Loss of ATG5 in Humans Causes Syndromic Congenital Dyserythropoietic Anemia with Impaired Mitophagy in Late Stages of Terminal Erythropoiesis

Autophagy is a vital process for cellular homeostasis wherein degradation of intracellular components and organelles is achieved via engulfment into double-membrane vesicles, autophagosomes. It plays a key role in terminal erythropoiesis and reticulocyte maturation, where timely clearance of mitochondria and ribosomes is necessary for the formation of healthy red blood cells. Deletion of autophagy-related (ATG) genes in mouse models and ex vivo models of human erythropoiesis have shown delayed terminal differentiation, impaired enucleation and reduced red blood cell production. Interestingly, hematopoietic-specific conditional deletion of Atg7 in mice led to lethal anemia (Mortensen et al, PNAS 2010) while humans born with severe loss or complete absence of ATG7 presented with neurodevelopmental disorder, but no reported anemia (Collier et al, NEJM 2021), demonstrating differences between mouse and human erythropoiesis. Atg5-null mice suffer from neonatal lethality but can be rescued by transgenic ATG5 expression in neurons, allowing investigation of the effects of ATG5 deficiency in other tissues (Yoshii et al, Developmental Cell 2016). These mice were found to develop hypochromic anemia due to iron malabsorption, correctable by iron injection. However, two siblings with a homozygous missense mutation in ATG5, that when modeled in yeast, caused a 30-50% reduction of induced autophagy, were described to have congenital ataxia, mental retardation, and developmental delay but no anemia (Kim et al. eLife 2016).

We present here a patient with compound heterozygous pathogenic variants in ATG5, leading to severe ATG5 protein deficiency, associated with syndromic congenital dyserythropoietic anemia, phenocopied in ex vivo erythropoiesis cultures using Bristol Erythroid Adult Line 2 (BEL-A2) cells after CRISPR-Cas9 mediated deletion of ATG5.

A 4-month old male infant with transfusion-dependent anemia and signs of dyserythropoiesis since birth was enrolled in the Congenital Dyserythropoietic Anemia (CDA) Registry of North America (NCT02964494). He was born prematurely after 32 weeks gestation, complicated by intrauterine growth retardation and prenatal hydrops fetalis. His phenotype after delivery included respiratory failure, hepatosplenomegaly, and severe functional and anatomic neurological features (seizure disorder, lissencephaly, hypogenesis of the corpus callosum and a hypoplastic vermis). He remained in intensive care, with no improvement until death at 5 months of age, attributable to panlobular acute necrotizing bronchopneumonia superimposed on severe bronchopulmonary dysplasia, with CDA, adrenal insufficiency, and neurodevelopmental abnormalities.

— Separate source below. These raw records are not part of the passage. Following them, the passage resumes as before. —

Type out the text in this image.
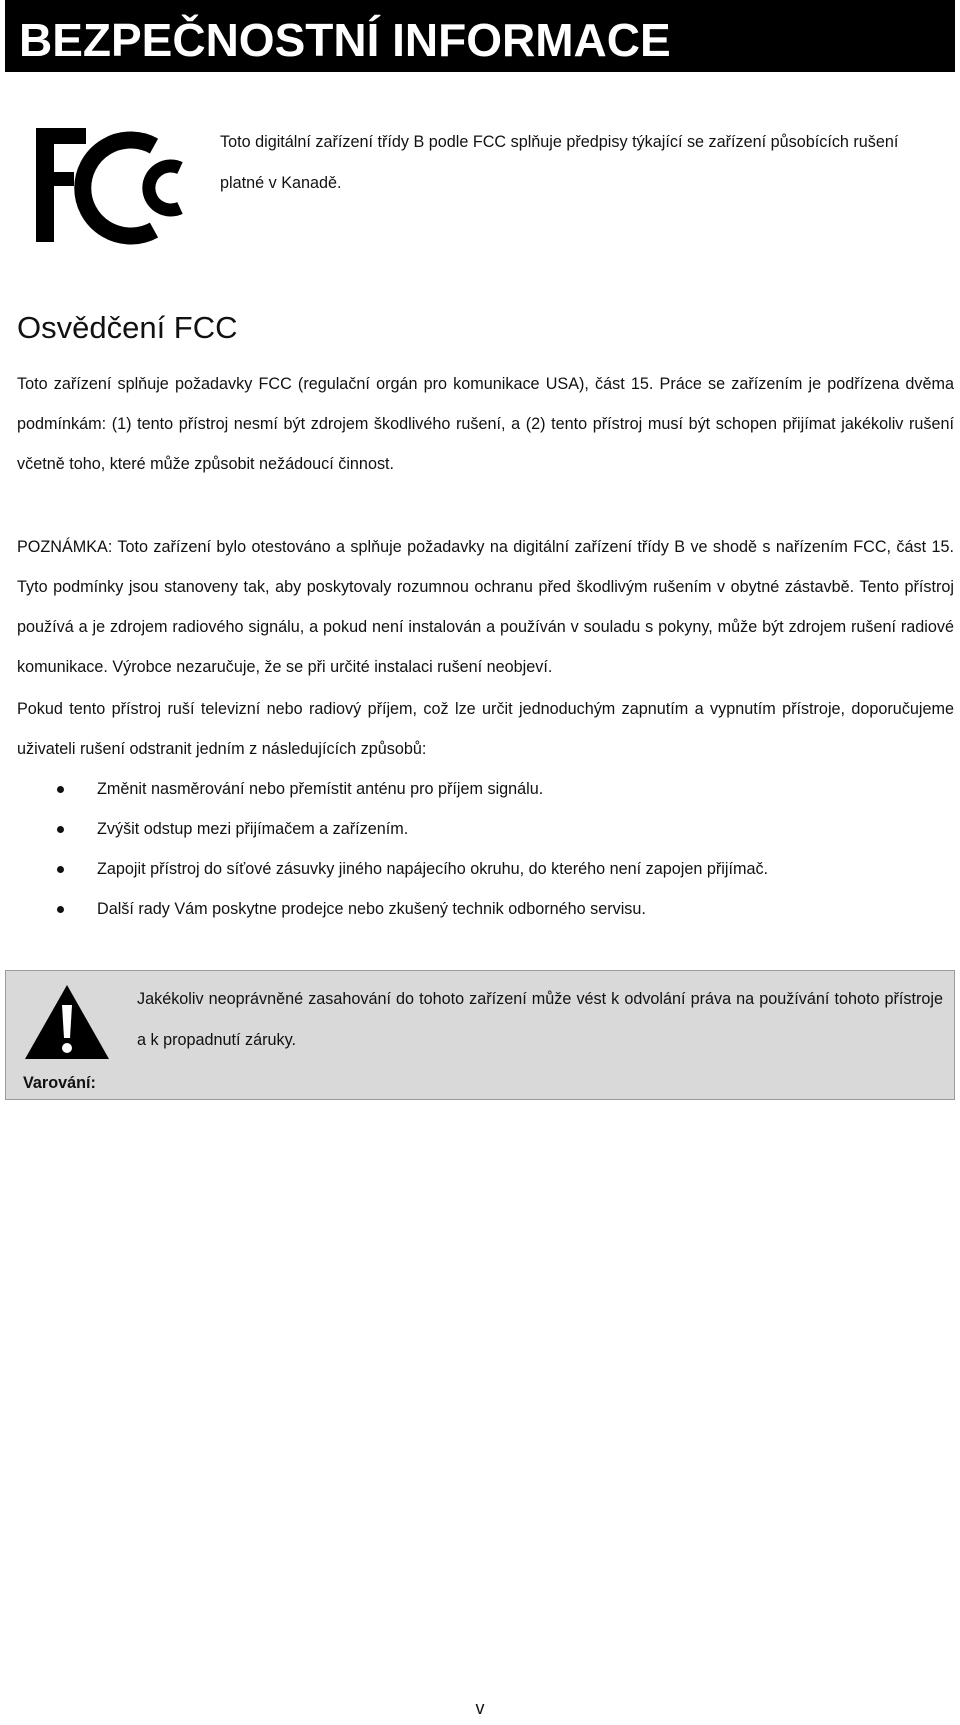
BEZPEČNOSTNÍ INFORMACE
Toto digitální zařízení třídy B podle FCC splňuje předpisy týkající se zařízení působících rušení platné v Kanadě.
Osvědčení FCC
Toto zařízení splňuje požadavky FCC (regulační orgán pro komunikace USA), část 15. Práce se zařízením je podřízena dvěma podmínkám: (1) tento přístroj nesmí být zdrojem škodlivého rušení, a (2) tento přístroj musí být schopen přijímat jakékoliv rušení včetně toho, které může způsobit nežádoucí činnost.
POZNÁMKA: Toto zařízení bylo otestováno a splňuje požadavky na digitální zařízení třídy B ve shodě s nařízením FCC, část 15. Tyto podmínky jsou stanoveny tak, aby poskytovaly rozumnou ochranu před škodlivým rušením v obytné zástavbě. Tento přístroj používá a je zdrojem radiového signálu, a pokud není instalován a používán v souladu s pokyny, může být zdrojem rušení radiové komunikace. Výrobce nezaručuje, že se při určité instalaci rušení neobjeví.
Pokud tento přístroj ruší televizní nebo radiový příjem, což lze určit jednoduchým zapnutím a vypnutím přístroje, doporučujeme uživateli rušení odstranit jedním z následujících způsobů:
Změnit nasměrování nebo přemístit anténu pro příjem signálu.
Zvýšit odstup mezi přijímačem a zařízením.
Zapojit přístroj do síťové zásuvky jiného napájecího okruhu, do kterého není zapojen přijímač.
Další rady Vám poskytne prodejce nebo zkušený technik odborného servisu.
Varování:
Jakékoliv neoprávněné zasahování do tohoto zařízení může vést k odvolání práva na používání tohoto přístroje a k propadnutí záruky.
v
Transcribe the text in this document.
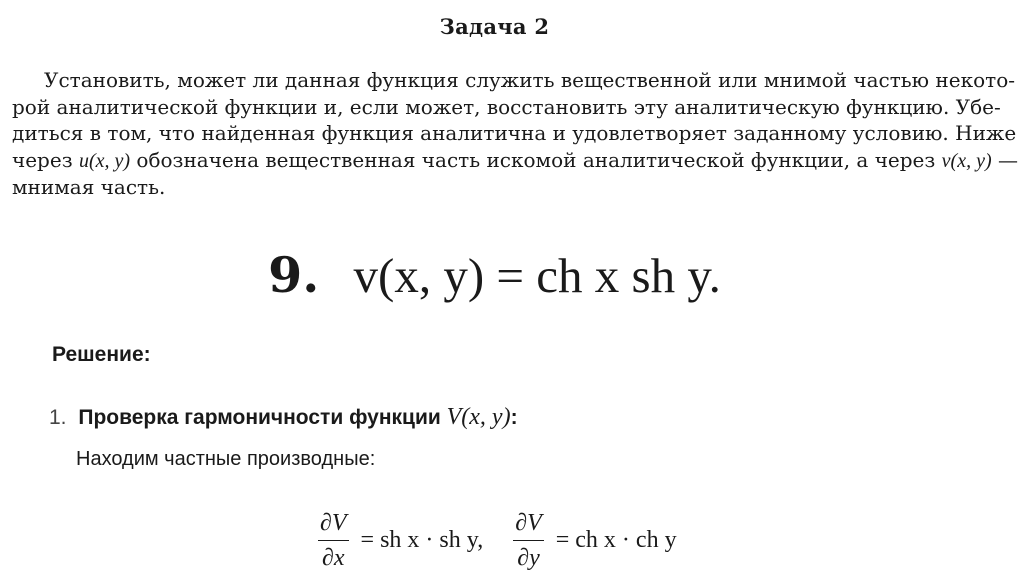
Задача 2
Установить, может ли данная функция служить вещественной или мнимой частью некото-
рой аналитической функции и, если может, восстановить эту аналитическую функцию. Убе-
диться в том, что найденная функция аналитична и удовлетворяет заданному условию. Ниже
через u(x, y) обозначена вещественная часть искомой аналитической функции, а через v(x, y) —
мнимая часть.
9. v(x, y) = ch x sh y.
Решение:
1. Проверка гармоничности функции V(x, y):
Находим частные производные:
$\frac{\partial V}{\partial x}$ = sh x · sh y, $\frac{\partial V}{\partial y}$ = ch x · ch y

Microarray analysis detected a maternally inherited interstitial deletion of 1.8 Mb of DNA from the long arm of chromosome 6 (6q21), encompassing fully ATG5, QRSL1, RTN4IP1 and the final exon of PDSS2, all associated with autosomal recessive Mendelian diseases. Whole Genome Sequencing (WGS) of the proband and parents with trio-analysis revealed a paternally-inherited splicing variant in ATG5 (c.236+1G>T) which appeared homozygous due to the complete deletion of the gene in trans. Western blot of cell lysate from cultured patient-derived fibroblasts confirmed complete absence of ATG5 as well as of LC3-II. We have performed CRISPR/Cas9-mediated ATG5 deletion in the BEL-A2 cell line. Differentiation of BEL-A2 ATG5-knock-out (ko) clones versus control demonstrated that ATG5 loss did not significantly affect the rate of erythroblast differentiation or survival but did cause dyserythropoiesis with binucleation and nuclear atypia, progressively worsening with maturation. Most importantly, impaired mitophagy was noted in the stage of orthochromatic erythroblasts, with mitochondria still present in ATG5-ko red cells after enucleation. Studies utilizing patient and healthy control-derived induced pluripotent stem cells (iPSCs) are ongoing to further evaluate the role of ATG5 in another model of human erythropoiesis in vitro.

This case and the associated in vitro studies demonstrate that ATG5 is indispensable for terminal erythropoiesis in humans in contrast to the finding on murine studies that ATG7 is more essential to red cell development, providing another example of differences between murine and human erythropoiesis.